The Save on Energy Retrofit program incentives are designed to help reduce electricity use in a sector that is vital to Ontario’s economy, according to Heather Tripp, Save on Energy representative. “Sixty percent of Canada’s horticultural production area is located in Ontario, and it is important that the industry remain competitive and thrive”, Tripp stated in a webinar hosted by 360 Energy in late August.
Tripp noted that, by lowering their energy use, Ontario growers can help the province reduce the need to build new electricity system infrastructure. Since 2015, the IESO’s Save on Energy programs have reduced province-wide electricity demand – equivalent to the amount consumed in 800,000 homes – and delayed the need to build expensive transmission and generation capacity.
To be eligible for these incentives, greenhouse energy-efficiency projects need to deliver peak demand and/or electricity consumption reductions for at least four years, Tripp told webinar participants. “Just about any commercially available technology that can deliver sustainable and measurable electricity savings is considered an eligible project.”
The Save on Energy Retrofit program encourages growers to look closely at their lighting strategy as the single largest opportunity to reduce their electricity use and costs. For example, program incentives will cover up to half of the eligible project costs to convert existing high-pressure sodium (HPS) horticultural lighting to LEDs. The energy reductions achieved from this conversion can be as high as fifty percent, according to Tripp. She noted that adding LED lighting to a greenhouse that previously relied only on natural light is also an eligible expense.

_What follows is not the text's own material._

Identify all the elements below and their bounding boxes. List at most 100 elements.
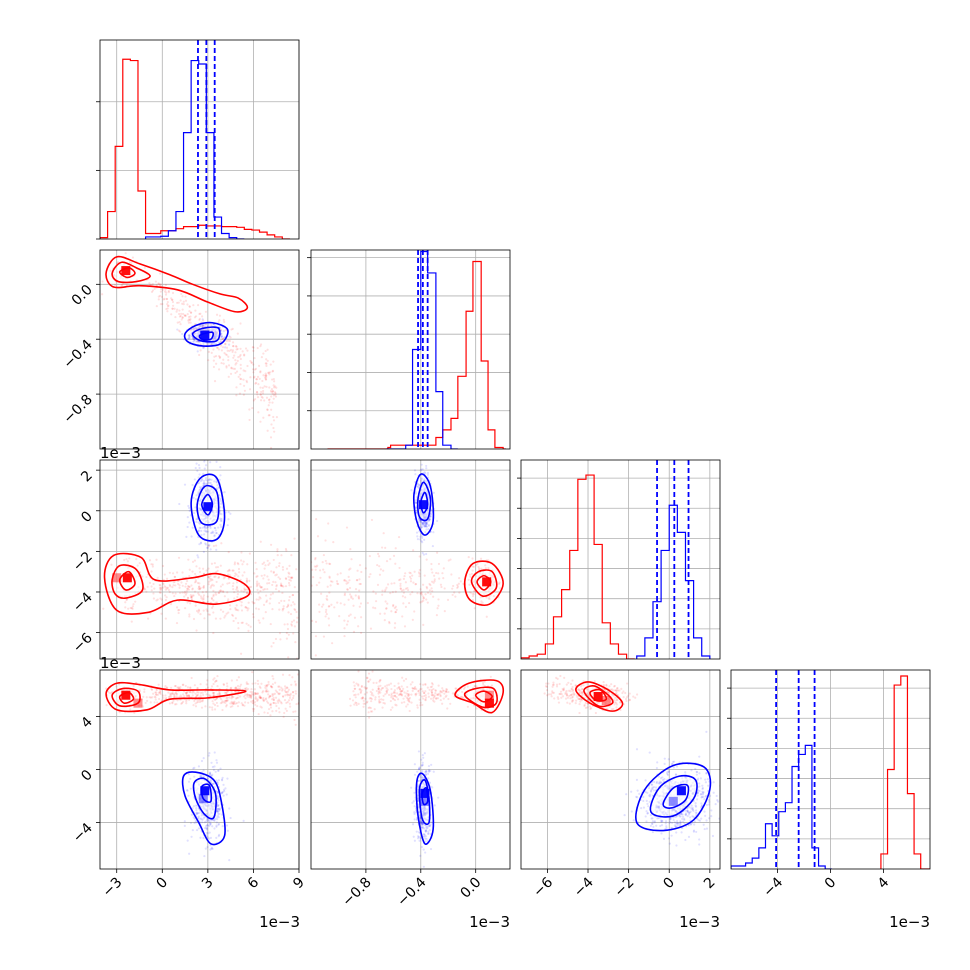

LED lighting lasts between five to 10 times longer than HPS options, reducing lighting replacement costs over the long term. “In many cases, greenhouse operators who invest in energy-efficient LED lighting see a payback in two to three years, especially with the help of the Retrofit program incentives,” Tripp said. Using LED lights can also help growers better manage humidity levels and reduce the load on their heating, ventilation and air conditioning equipment.
Tripp also acknowledged that there is a learning curve to adopt LED lights for growing crops – and that it may not be an easy decision for greenhouse growers to install LED lights to meet their crop needs. LEDs may not provide the colour spectrum lighting needed for optimal crop
growth, and in some facilities, the excess heat from traditional lights is used efficiently as supplemental space heating.
However, newer LED systems allow greater control over spectral light. She suggested that growers consider implementing pilot projects to gain experience in the optimal use of LEDs. Tripp is confident growers will want make the change once they learn how to make the best use of LED technology.
Growers who wish to access the Save on Energy Retrofit program incentives need to undertake a base case energy study and prepare an energy-efficiency case. This groundwork will provide them with a solid understanding of their key operational energy usage and costs.
Greenhouses located in Windsor-Essex and Chatham-Kent can take advantage of an enhanced Retrofit program LED incentive to help them reduce energy costs and help the province better manage growing energy needs in these areas that is driven by strong agricultural growth. The incentive for LEDs is being tripled and can cover up to 50 percent of overall project costs for local customers. The increased incentive is available for a limited time for both lighting retrofit and new construction projects.
All Retrofit program applications must receive pre-approval from the IESO by the end of this year, so growers are encouraged to submit their applications as soon as possible to avoid disappointment. All approved projects need to be installed and in service by December 31, 2021.